FRANKFORT, Ky. -- Meritor this week celebrated production of its 10 millionth trailer axle. The event was marked by a ceremony at the company’s Frankfort, Ky. plant, where all its trailer axles for the North American market are now produced.
The Frankfort plant has been home to Meritor’s trailer axle production since 2001. The 195,000 sq.-ft. plant sits on a 30-acre site that was originally opened in 1994. Currently, 181 employees work there and the plant is running a shift and a half, producing trailer axles and brakes. The plant has received $2.2 million in upgrades over the past three years, increasing capacity and improving productivity.
“North America is the centre of our trailer business and what we do out of this facility serves as the centre for what we do globally,” Craig Frohock, general manager of Meritor’s trailer and aftermarket businesses said during a special ceremony at the plant. “This facility services the US and Canada market and this is where the core of our business is.”
Meritor also has an international presence, producing trailer undercarriage products in South America and the Asia-Pacific regions as well.
The ten millionth trailer axle was to be shipped to Wabash for installation in one of its trailers before being delivered to customer Werner Enterprises. Representatives from Werner were unable to attend the ceremony due to bad weather, but a wide variety of guests were on-hand, including media, political representatives, suppliers, customers and of course, the Frankfort plant employees who halted production to commemorate the milestone.
Meritor officials seemed upbeat about the pace of the recovery and their prospects for sales.
“The market is recovering at a nice, steady pace,” said Pedro Ferro, president of Meritor’s aftermarket and trailer operations. “We don’t see a recovery like we saw back in 2006 when the market really exploded and we saw dealers left with a lot of inventory and we were left with a lot of inventory and there was this big cliff.
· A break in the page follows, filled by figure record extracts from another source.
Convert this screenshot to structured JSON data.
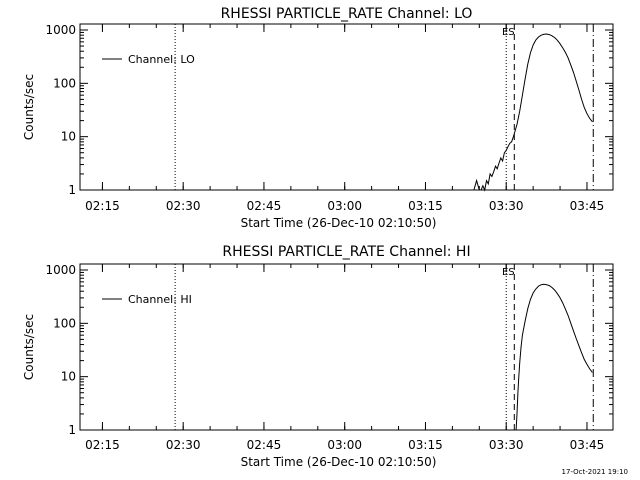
{
  "chart_data": [
    {
      "type": "line",
      "title": "RHESSI PARTICLE_RATE Channel: LO",
      "xlabel": "Start Time (26-Dec-10 02:10:50)",
      "ylabel": "Counts/sec",
      "ylog": true,
      "ylim": [
        1,
        1000
      ],
      "xlim": [
        "02:10:50",
        "03:49:50"
      ],
      "xticks": [
        "02:15",
        "02:30",
        "02:45",
        "03:00",
        "03:15",
        "03:30",
        "03:45"
      ],
      "yticks": [
        "1",
        "10",
        "100",
        "1000"
      ],
      "legend": {
        "entries": [
          "Channel: LO"
        ],
        "position": "top-left"
      },
      "markers": [
        {
          "time": "02:28:30",
          "style": "dotted"
        },
        {
          "time": "03:30:00",
          "style": "dotted"
        },
        {
          "time": "03:31:30",
          "style": "dashed",
          "label": "ES"
        },
        {
          "time": "03:46:10",
          "style": "dash-dot"
        }
      ],
      "series": [
        {
          "name": "Channel: LO",
          "x": [
            "03:24:00",
            "03:24:30",
            "03:25:00",
            "03:25:20",
            "03:25:40",
            "03:26:00",
            "03:26:20",
            "03:26:40",
            "03:27:00",
            "03:27:20",
            "03:27:40",
            "03:28:00",
            "03:28:20",
            "03:28:40",
            "03:29:00",
            "03:29:20",
            "03:29:40",
            "03:30:00",
            "03:30:20",
            "03:30:40",
            "03:31:00",
            "03:31:20",
            "03:31:40",
            "03:32:00",
            "03:32:30",
            "03:33:00",
            "03:33:30",
            "03:34:00",
            "03:34:30",
            "03:35:00",
            "03:35:30",
            "03:36:00",
            "03:36:30",
            "03:37:00",
            "03:37:30",
            "03:38:00",
            "03:38:30",
            "03:39:00",
            "03:39:30",
            "03:40:00",
            "03:40:30",
            "03:41:00",
            "03:41:30",
            "03:42:00",
            "03:42:30",
            "03:43:00",
            "03:43:30",
            "03:44:00",
            "03:44:30",
            "03:45:00",
            "03:45:30",
            "03:46:00"
          ],
          "values": [
            1,
            1.5,
            1,
            1,
            1.2,
            1,
            1.5,
            1.3,
            2,
            1.8,
            2.2,
            2.8,
            2.5,
            3.2,
            4,
            3.5,
            5,
            5.5,
            6.5,
            7.5,
            8,
            10,
            13,
            17,
            30,
            60,
            120,
            230,
            370,
            520,
            650,
            740,
            800,
            830,
            840,
            820,
            780,
            720,
            640,
            550,
            460,
            380,
            300,
            220,
            160,
            110,
            75,
            50,
            35,
            27,
            22,
            19
          ]
        }
      ]
    },
    {
      "type": "line",
      "title": "RHESSI PARTICLE_RATE Channel: HI",
      "xlabel": "Start Time (26-Dec-10 02:10:50)",
      "ylabel": "Counts/sec",
      "ylog": true,
      "ylim": [
        1,
        1000
      ],
      "xlim": [
        "02:10:50",
        "03:49:50"
      ],
      "xticks": [
        "02:15",
        "02:30",
        "02:45",
        "03:00",
        "03:15",
        "03:30",
        "03:45"
      ],
      "yticks": [
        "1",
        "10",
        "100",
        "1000"
      ],
      "legend": {
        "entries": [
          "Channel: HI"
        ],
        "position": "top-left"
      },
      "markers": [
        {
          "time": "02:28:30",
          "style": "dotted"
        },
        {
          "time": "03:30:00",
          "style": "dotted"
        },
        {
          "time": "03:31:30",
          "style": "dashed",
          "label": "ES"
        },
        {
          "time": "03:46:10",
          "style": "dash-dot"
        }
      ],
      "series": [
        {
          "name": "Channel: HI",
          "x": [
            "03:31:50",
            "03:32:00",
            "03:32:10",
            "03:32:20",
            "03:32:30",
            "03:32:45",
            "03:33:00",
            "03:33:30",
            "03:34:00",
            "03:34:30",
            "03:35:00",
            "03:35:30",
            "03:36:00",
            "03:36:30",
            "03:37:00",
            "03:37:30",
            "03:38:00",
            "03:38:30",
            "03:39:00",
            "03:39:30",
            "03:40:00",
            "03:40:30",
            "03:41:00",
            "03:41:30",
            "03:42:00",
            "03:42:30",
            "03:43:00",
            "03:43:30",
            "03:44:00",
            "03:44:30",
            "03:45:00",
            "03:45:30",
            "03:46:00"
          ],
          "values": [
            1,
            2,
            5,
            10,
            18,
            35,
            60,
            110,
            190,
            280,
            370,
            440,
            500,
            530,
            540,
            530,
            510,
            470,
            420,
            360,
            300,
            240,
            185,
            140,
            100,
            72,
            52,
            38,
            28,
            21,
            17,
            14,
            12
          ]
        }
      ]
    }
  ],
  "footer": {
    "stamp": "17-Oct-2021 19:10"
  }
}
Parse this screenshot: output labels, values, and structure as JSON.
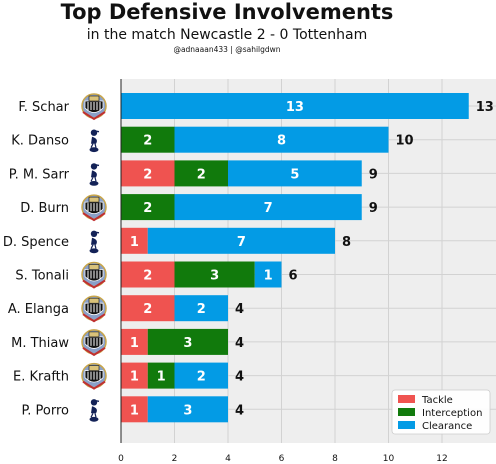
{
  "header": {
    "title": "Top Defensive Involvements",
    "subtitle": "in the match Newcastle 2 - 0 Tottenham",
    "credit": "@adnaaan433  | @sahilgdwn"
  },
  "chart_data": {
    "type": "bar",
    "orientation": "horizontal",
    "stacked": true,
    "categories": [
      "F. Schar",
      "K. Danso",
      "P. M. Sarr",
      "D. Burn",
      "D. Spence",
      "S. Tonali",
      "A. Elanga",
      "M. Thiaw",
      "E. Krafth",
      "P. Porro"
    ],
    "teams": [
      "newcastle",
      "tottenham",
      "tottenham",
      "newcastle",
      "tottenham",
      "newcastle",
      "newcastle",
      "newcastle",
      "newcastle",
      "tottenham"
    ],
    "series": [
      {
        "name": "Tackle",
        "color": "#ef5350",
        "values": [
          0,
          0,
          2,
          0,
          1,
          2,
          2,
          1,
          1,
          1
        ]
      },
      {
        "name": "Interception",
        "color": "#117a0c",
        "values": [
          0,
          2,
          2,
          2,
          0,
          3,
          0,
          3,
          1,
          0
        ]
      },
      {
        "name": "Clearance",
        "color": "#039be5",
        "values": [
          13,
          8,
          5,
          7,
          7,
          1,
          2,
          0,
          2,
          3
        ]
      }
    ],
    "totals": [
      13,
      10,
      9,
      9,
      8,
      6,
      4,
      4,
      4,
      4
    ],
    "xticks": [
      0,
      2,
      4,
      6,
      8,
      10,
      12
    ],
    "xlim": [
      0,
      13.3
    ],
    "grid": true,
    "legend_position": "lower-right"
  },
  "colors": {
    "plot_background": "#eeeeee",
    "grid": "#d2d2d2",
    "newcastle_primary": "#111111",
    "tottenham_primary": "#132257"
  }
}
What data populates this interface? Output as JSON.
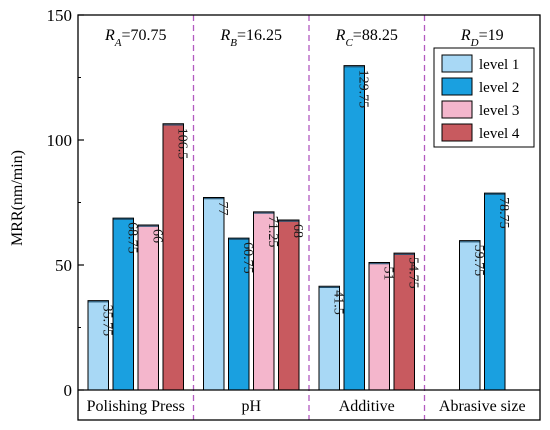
{
  "chart_data": {
    "type": "bar",
    "ylabel": "MRR(nm/min)",
    "ylim": [
      0,
      150
    ],
    "yticks": [
      0,
      50,
      100,
      150
    ],
    "categories": [
      "Polishing Press",
      "pH",
      "Additive",
      "Abrasive size"
    ],
    "series": [
      {
        "name": "level 1",
        "color": "#a8d8f5",
        "values": [
          35.75,
          77,
          41.5,
          59.75
        ]
      },
      {
        "name": "level 2",
        "color": "#1aa0e0",
        "values": [
          68.75,
          60.75,
          129.75,
          78.75
        ]
      },
      {
        "name": "level 3",
        "color": "#f4b6cc",
        "values": [
          66,
          71.25,
          51,
          null
        ]
      },
      {
        "name": "level 4",
        "color": "#c85a5f",
        "values": [
          106.5,
          68,
          54.75,
          null
        ]
      }
    ],
    "value_labels": [
      [
        "35.75",
        "68.75",
        "66",
        "106.5"
      ],
      [
        "77",
        "60.75",
        "71.25",
        "68"
      ],
      [
        "41.5",
        "129.75",
        "51",
        "54.75"
      ],
      [
        "59.75",
        "78.75",
        null,
        null
      ]
    ],
    "ranges": [
      {
        "prefix": "R",
        "subscript": "A",
        "value": "=70.75"
      },
      {
        "prefix": "R",
        "subscript": "B",
        "value": "=16.25"
      },
      {
        "prefix": "R",
        "subscript": "C",
        "value": "=88.25"
      },
      {
        "prefix": "R",
        "subscript": "D",
        "value": "=19"
      }
    ],
    "legend_position": "top-right",
    "grid": false,
    "separator_color": "#b25bc0"
  }
}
This time, I’m encouraged by the pace of the recovery. I think some segments of the trailer market are weaker than others; flatbeds have softened, construction hasn’t gotten back to where we think it should be. But I’m encouraged by the pace (of the recovery) this time and I don’t think we’ll have a boom and bust. I think the recovery will continue in 2013 and 2014. I’m very optimistic about it. As far as the whole trucking industry is concerned, I don’t think there’s going to be explosive growth this year, but it should grow at, I would say 3-4% between this year and next.”